92nd American Meteorological Society Annual Meeting (January 22-26, 2012)

Monday, 23 January 2012: 2:15 PM
AWIPS II Data Delivery Paradigm – A New Approach to Data Acquisition
Room 357 (New Orleans Convention Center )
G. Joanne Wade, CIRA/Colorado State Univ., Boulder, CO; and J. Fluke and B. A. Lawrence

Poster PDF (2.2 MB)

Access to data and information is critical to the ability of the operational personnel to support the mission of the NWS. The amount of data provided to and used by the forecaster is rapidly increasing. This growth of data volume is due to improved higher resolution numerical weather prediction models, the need to access model ensemble members to support the creation of uncertainty products, and the addition of new and enhanced data associated with GOES-R, National Polar-orbiting Operational Environmental Satellite System (NPOESS) and radar systems. Many of these areas of data growth are not accounted for within the existing requirements baseline of AWIPS and the existing data distribution and data access infrastructure. As a result, AWIPS infrastructure must be enhanced to more effectively and efficiently deal with increasing data needs and resultant forecaster data access requirements. The enhanced data delivery infrastructure is being developed to meet robust operational requirements including performance, availability, security and system failure recovery metrics.

To meet the objectives of the Data Delivery project, the following types of capabilities are being explored:

• Data registry services that will provide a means to publish data sources and metadata information and allow for the introduction of new data services.

• Data discovery services that will provide for a system that can discover datasets and necessary associated metadata, e.g., Extensible Markup Language (XML) schemas, needed to access those datasets.

• “Smart” push/pull technologies that will provide the means to subset the data by user selectable field value, time, space, ensemble member, etc. Such data set filtering will be done on an ad-hoc user request basis or in a pre-defined way where particular data subsets are known based upon upcoming weather.

The Global Systems Division (GSD) has developed a series of prototypes beginning in April, 2010, as proofs-of-concept for these capabilities. The prototype systems enable clients to either discover datasets by querying a registry/repository (reg/rep) and requesting data from a registered data server, or to request datasets directly from a web-enabled remote data server. Three types of data can be requested – model data (grids) from Web Coverage Services (WCS) data providers; METAR observations from Web Feature Services (WFS) servers; and MADIS observations from a GSD generated JMBL-MADIS server. Gridded data are displayed on the Common AWIPS Visualization Environment (CAVE) GUI via the Product Browser, while the observation data are displayed via the CAVE plan-view displays in the form of station plots. On the Product Browser, the menus are dynamic, enabling previously unknown datasets to be displayed, while on the Volume Browser, the datasets are known a-priori and menus are fixed. The data discovery, request and display capabilities are carried out by CAVE plugins.

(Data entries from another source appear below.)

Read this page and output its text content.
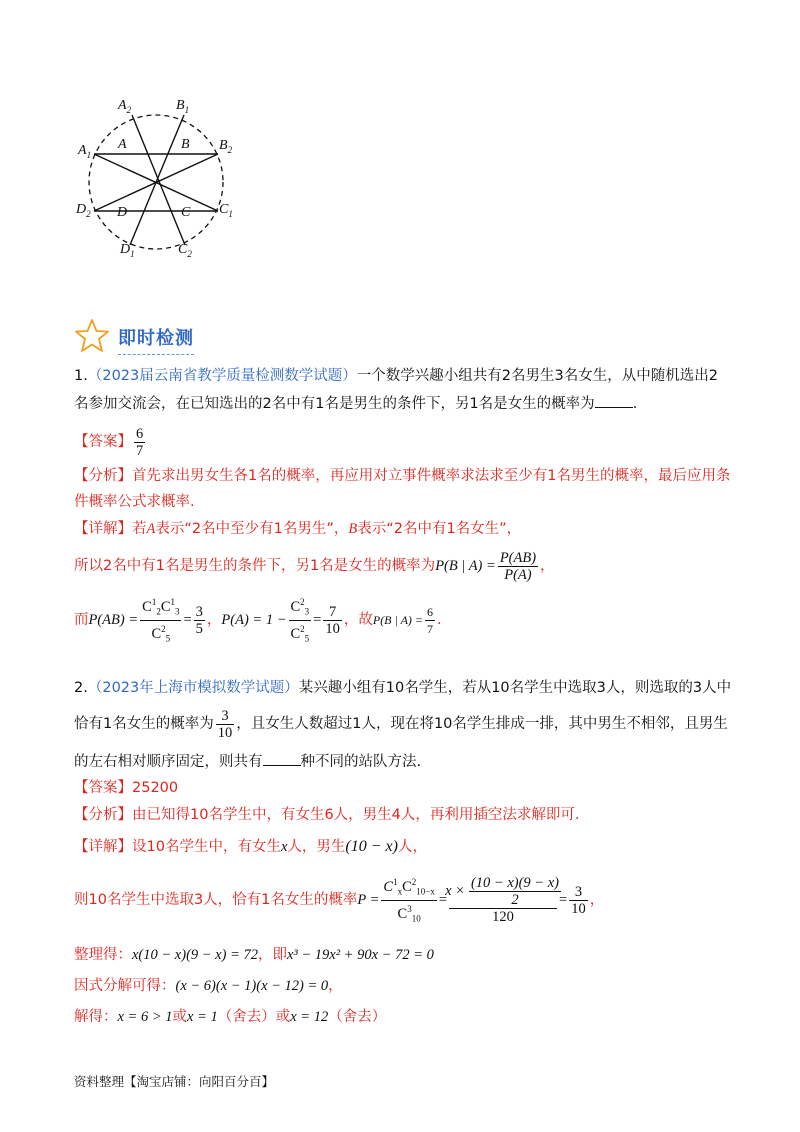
$A_2$	$B_1$
$A_1$
$B_2$
$D_2$	$C_1$
$D_1$	$C_2$
A	B
C
D
即时检测
1.（2023届云南省教学质量检测数学试题）一个数学兴趣小组共有2名男生3名女生，从中随机选出2
名参加交流会，在已知选出的2名中有1名是男生的条件下，另1名是女生的概率为	.
【答案】 $\frac{6}{7}$
【分析】首先求出男女生各1名的概率，再应用对立事件概率求法求至少有1名男生的概率，最后应用条
件概率公式求概率.
【详解】若A表示“2名中至少有1名男生”，B表示“2名中有1名女生”，
所以2名中有1名是男生的条件下，另1名是女生的概率为 P(B | $A) = \frac{P(AB)}{P(A)}$ ，
而 $P(AB) = \frac{C^1_2C^1_3}{C^2_5} = \frac{3}{5}$ ， $P(A) = 1 - \frac{C^2_3}{C^2_5} = \frac{7}{10}$ ， 故 P(B | $A) = \frac{6}{7}$ .
2.（2023年上海市模拟数学试题）某兴趣小组有10名学生，若从10名学生中选取3人，则选取的3人中
恰有1名女生的概率为 $\frac{3}{10}$ ，且女生人数超过1人，现在将10名学生排成一排，其中男生不相邻，且男生
的左右相对顺序固定，则共有	种不同的站队方法.
【答案】25200
【分析】由已知得10名学生中，有女生6人，男生4人，再利用插空法求解即可.
【详解】 设10名学生中，有女生 x 人，男生 (10 − x) 人，
则10名学生中选取3人，恰有1名女生的概率 $P = \frac{C^1_xC^2_{10-x}}{C^3_{10}} = \frac{x \times \frac{(10 - x)(9 - x)}{2}}{120} = \frac{3}{10}$ ，
整理得： x(10 − x)(9 − x) = 72 ，即 x³ − 19x² + 90x − 72 = 0
因式分解可得： (x − 6)(x − 1)(x − 12) = 0 ，
解得： x = 6 > 1 或 x = 1 （舍去） 或 x = 12 （舍去）
资料整理【淘宝店铺：向阳百分百】
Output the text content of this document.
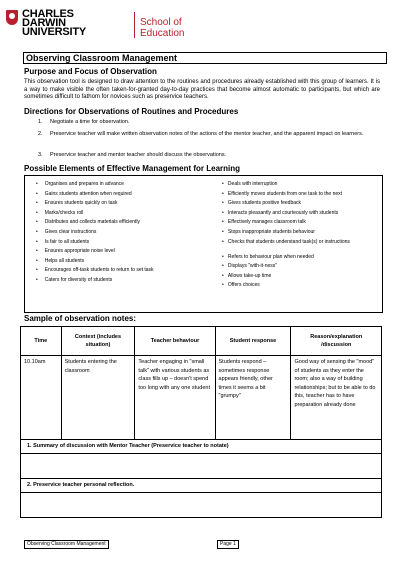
CHARLES
DARWIN
UNIVERSITY
School of
Education
Observing Classroom Management
Purpose and Focus of Observation
This observation tool is designed to draw attention to the routines and procedures already established with this group of learners. It is a way to make visible the often taken-for-granted day-to-day practices that become almost automatic to participants, but which are sometimes difficult to fathom for novices such as preservice teachers.
Directions for Observations of Routines and Procedures
1. Negotiate a time for observation.
2. Preservice teacher will make written observation notes of the actions of the mentor teacher, and the apparent impact on learners.
3. Preservice teacher and mentor teacher should discuss the observations.
Possible Elements of Effective Management for Learning
•     Organises and prepares in advance
•     Gains students attention when required
•     Ensures students quickly on task
•     Marks/checks roll
•     Distributes and collects materials efficiently
•     Gives clear instructions
•     Is fair to all students
•     Ensures appropriate noise level
•     Helps all students
•     Encourages off-task students to return to set task
•     Caters for diversity of students
•   Deals with interruption
•   Efficiently moves students from one task to the next
•   Gives students positive feedback
•   Interacts pleasantly and courteously with students
•   Effectively manages classroom talk
•   Stops inappropriate students behaviour
•   Checks that students understand task(s) or instructions
•   Refers to behaviour plan when needed
•   Displays "with-it-ness"
•   Allows take-up time
•   Offers choices
Sample of observation notes:
Time	Context (includes situation)	Teacher behaviour	Student response	Reason/explanation /discussion
10.10am	Students entering the classroom	Teacher engaging in "small talk" with various students as class fills up – doesn't spend too long with any one student	Students respond – sometimes response appears friendly, other times it seems a bit "grumpy"	Good way of sensing the "mood" of students as they enter the room; also a way of building relationships; but to be able to do this, teacher has to have preparation already done
1. Summary of discussion with Mentor Teacher (Preservice teacher to notate)				

2. Preservice teacher personal reflection.				

Observing Classroom Management	Page 1
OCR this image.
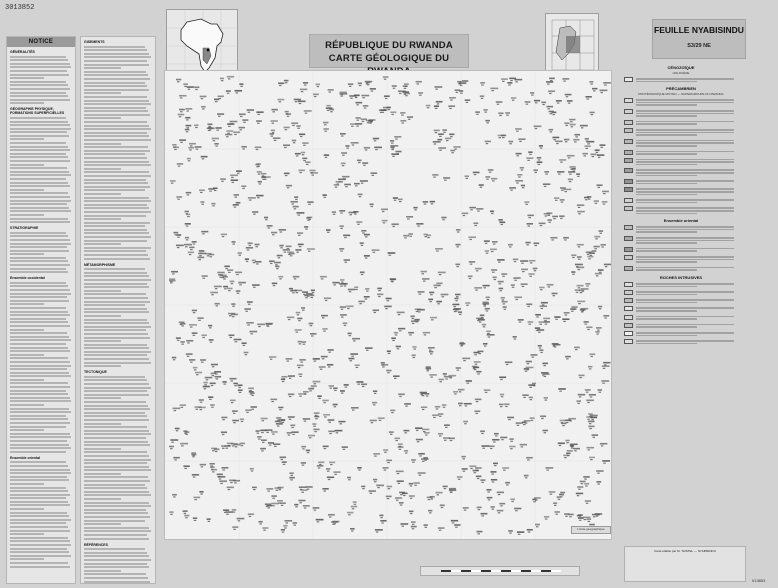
3013852
NOTICE
GÉNÉRALITÉS
GÉOGRAPHIE PHYSIQUE, FORMATIONS SUPERFICIELLES
STRATIGRAPHIE
Ensemble occidental
Ensemble oriental
GISEMENTS
MÉTAMORPHISME
TECTONIQUE
RÉFÉRENCES
RÉPUBLIQUE DU RWANDA
CARTE GÉOLOGIQUE DU
Limite géographique
FEUILLE NYABISINDU
S3/29 NE
CÉNOZOÏQUE
HOLOCÈNE
PRÉCAMBRIEN
PROTÉROZOÏQUE MOYEN — SUPERGROUPE DU RWANDA
Ensemble oriental
ROCHES INTRUSIVES
Carte établie par M. TAISTEL — NYABISINDU
013853
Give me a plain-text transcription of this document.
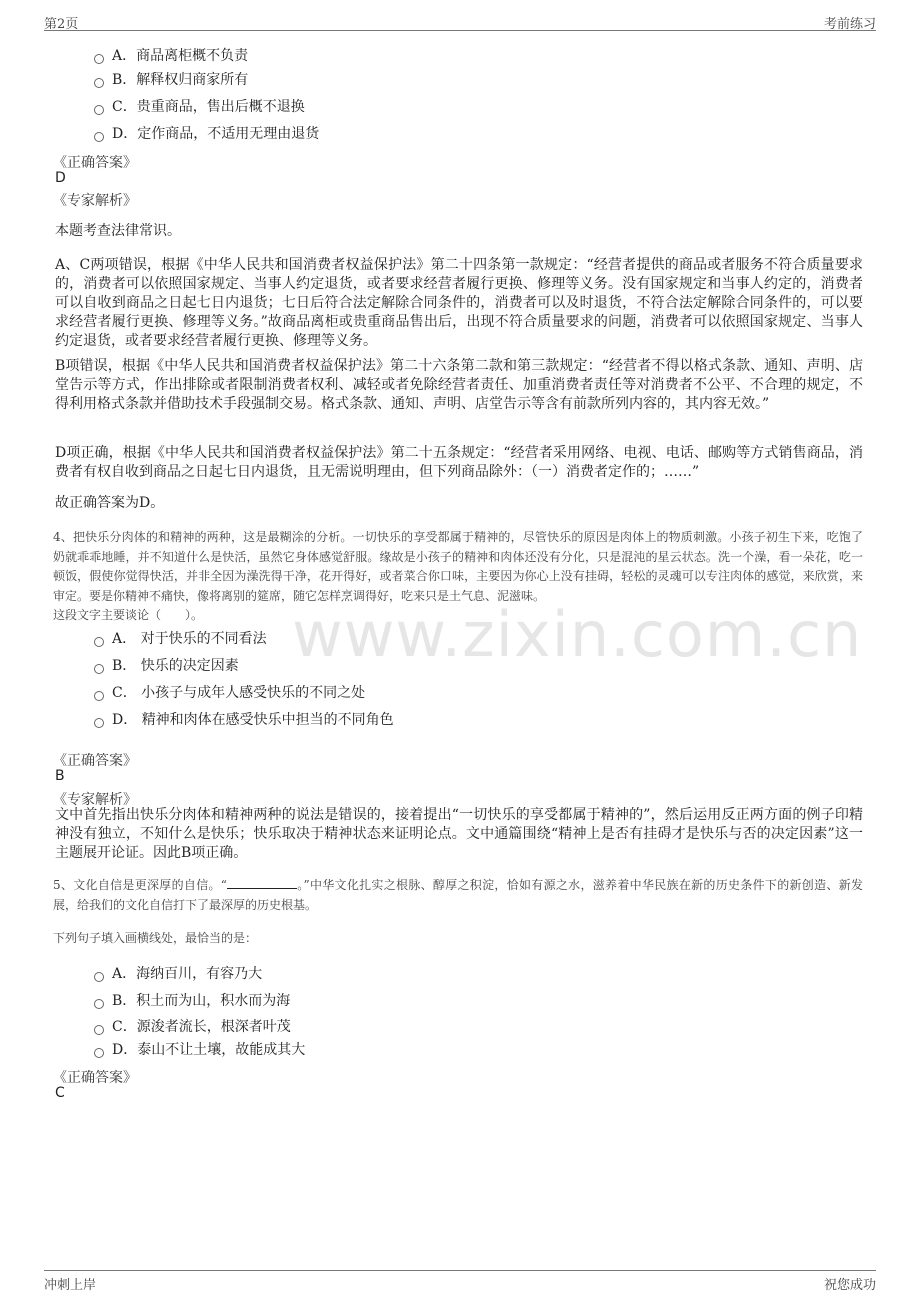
第2页	考前练习
www.zixin.com.cn
A．商品离柜概不负责
B．解释权归商家所有
C．贵重商品，售出后概不退换
D．定作商品，不适用无理由退货
《正确答案》
D
《专家解析》
本题考查法律常识。
A、C两项错误，根据《中华人民共和国消费者权益保护法》第二十四条第一款规定：“经营者提供的商品或者服务不符合质量要求的，消费者可以依照国家规定、当事人约定退货，或者要求经营者履行更换、修理等义务。没有国家规定和当事人约定的，消费者可以自收到商品之日起七日内退货；七日后符合法定解除合同条件的，消费者可以及时退货，不符合法定解除合同条件的，可以要求经营者履行更换、修理等义务。”故商品离柜或贵重商品售出后，出现不符合质量要求的问题，消费者可以依照国家规定、当事人约定退货，或者要求经营者履行更换、修理等义务。
B项错误，根据《中华人民共和国消费者权益保护法》第二十六条第二款和第三款规定：“经营者不得以格式条款、通知、声明、店堂告示等方式，作出排除或者限制消费者权利、减轻或者免除经营者责任、加重消费者责任等对消费者不公平、不合理的规定，不得利用格式条款并借助技术手段强制交易。格式条款、通知、声明、店堂告示等含有前款所列内容的，其内容无效。”
D项正确，根据《中华人民共和国消费者权益保护法》第二十五条规定：“经营者采用网络、电视、电话、邮购等方式销售商品，消费者有权自收到商品之日起七日内退货，且无需说明理由，但下列商品除外：（一）消费者定作的；……”
故正确答案为D。
4、把快乐分肉体的和精神的两种，这是最糊涂的分析。一切快乐的享受都属于精神的，尽管快乐的原因是肉体上的物质刺激。小孩子初生下来，吃饱了奶就乖乖地睡，并不知道什么是快活，虽然它身体感觉舒服。缘故是小孩子的精神和肉体还没有分化，只是混沌的星云状态。洗一个澡，看一朵花，吃一顿饭，假使你觉得快活，并非全因为澡洗得干净，花开得好，或者菜合你口味，主要因为你心上没有挂碍，轻松的灵魂可以专注肉体的感觉，来欣赏，来审定。要是你精神不痛快，像将离别的筵席，随它怎样烹调得好，吃来只是土气息、泥滋味。
这段文字主要谈论（　　）。
A． 对于快乐的不同看法
B． 快乐的决定因素
C． 小孩子与成年人感受快乐的不同之处
D． 精神和肉体在感受快乐中担当的不同角色
《正确答案》
B
《专家解析》
文中首先指出快乐分肉体和精神两种的说法是错误的，接着提出“一切快乐的享受都属于精神的”，然后运用反正两方面的例子印精神没有独立，不知什么是快乐；快乐取决于精神状态来证明论点。文中通篇围绕“精神上是否有挂碍才是快乐与否的决定因素”这一主题展开论证。因此B项正确。
5、文化自信是更深厚的自信。“	。”中华文化扎实之根脉、醇厚之积淀，恰如有源之水，滋养着中华民族在新的历史条件下的新创造、新发展，给我们的文化自信打下了最深厚的历史根基。
下列句子填入画横线处，最恰当的是：
A．海纳百川，有容乃大
B．积土而为山，积水而为海
C．源浚者流长，根深者叶茂
D．泰山不让土壤，故能成其大
《正确答案》
C
冲刺上岸	祝您成功
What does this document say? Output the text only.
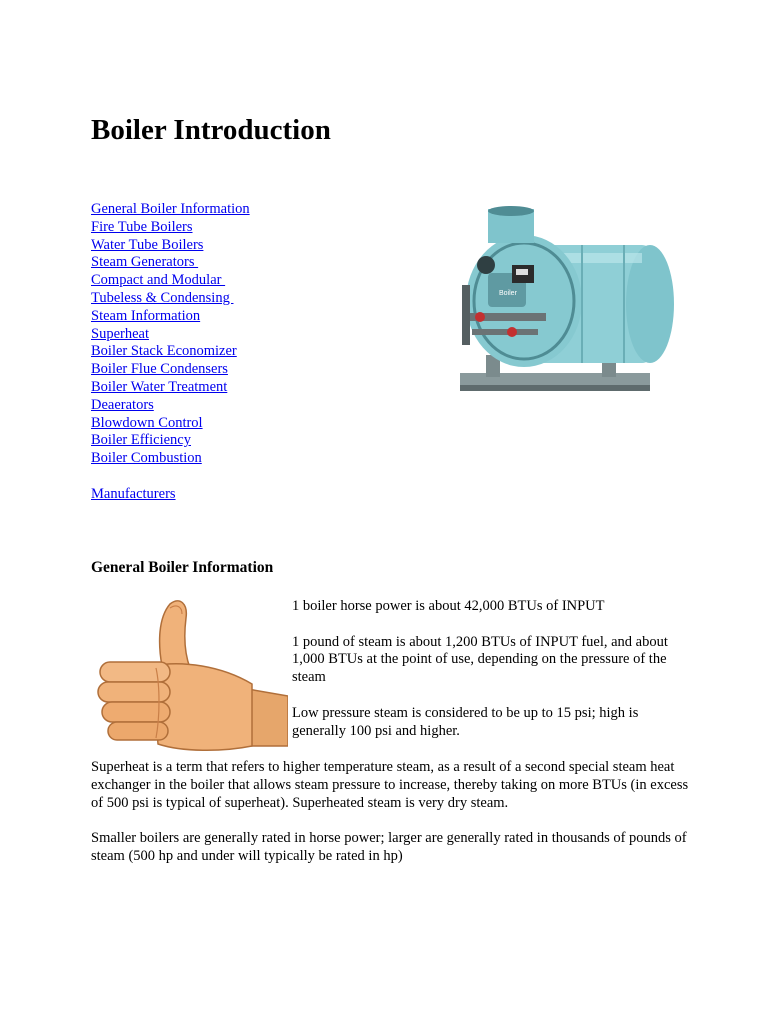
Boiler Introduction
General Boiler Information
Fire Tube Boilers
Water Tube Boilers
Steam Generators
Compact and Modular
Tubeless & Condensing
Steam Information
Superheat
Boiler Stack Economizer
Boiler Flue Condensers
Boiler Water Treatment
Deaerators
Blowdown Control
Boiler Efficiency
Boiler Combustion
Manufacturers
Boiler
General Boiler Information

1 boiler horse power is about 42,000 BTUs of INPUT

1 pound of steam is about 1,200 BTUs of INPUT fuel, and about 1,000 BTUs at the point of use, depending on the pressure of the steam

Low pressure steam is considered to be up to 15 psi; high is generally 100 psi and higher.

Superheat is a term that refers to higher temperature steam, as a result of a second special steam heat exchanger in the boiler that allows steam pressure to increase, thereby taking on more BTUs (in excess of 500 psi is typical of superheat). Superheated steam is very dry steam.

Smaller boilers are generally rated in horse power; larger are generally rated in thousands of pounds of steam (500 hp and under will typically be rated in hp)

The Data Delivery system handles data in three formats – NetCDF-3 and NetCDF-4, JMBL XML, and Weather Information Exchange Model (WXXM). All data are ingested and stored in the HDF5 format by EDEX plugins for display on CAVE.

GSD is continuing to extend the capabilities of the Data Delivery system by providing the requested data to perspectives other than the D2D perspective. The purpose is to make the data available to other applications such as GFE, IHIS, Hydrology, etc. for display in their respective perspectives. In addition, as the prototypes continue to be developed, existing functionality is refined to provide cleaner interfaces and improved performance. Since GSD is developing proofs-of-concept based on Data Delivery requirements, the prototypes are being handed off to the NWS contractor, Raytheon for development of the operational system.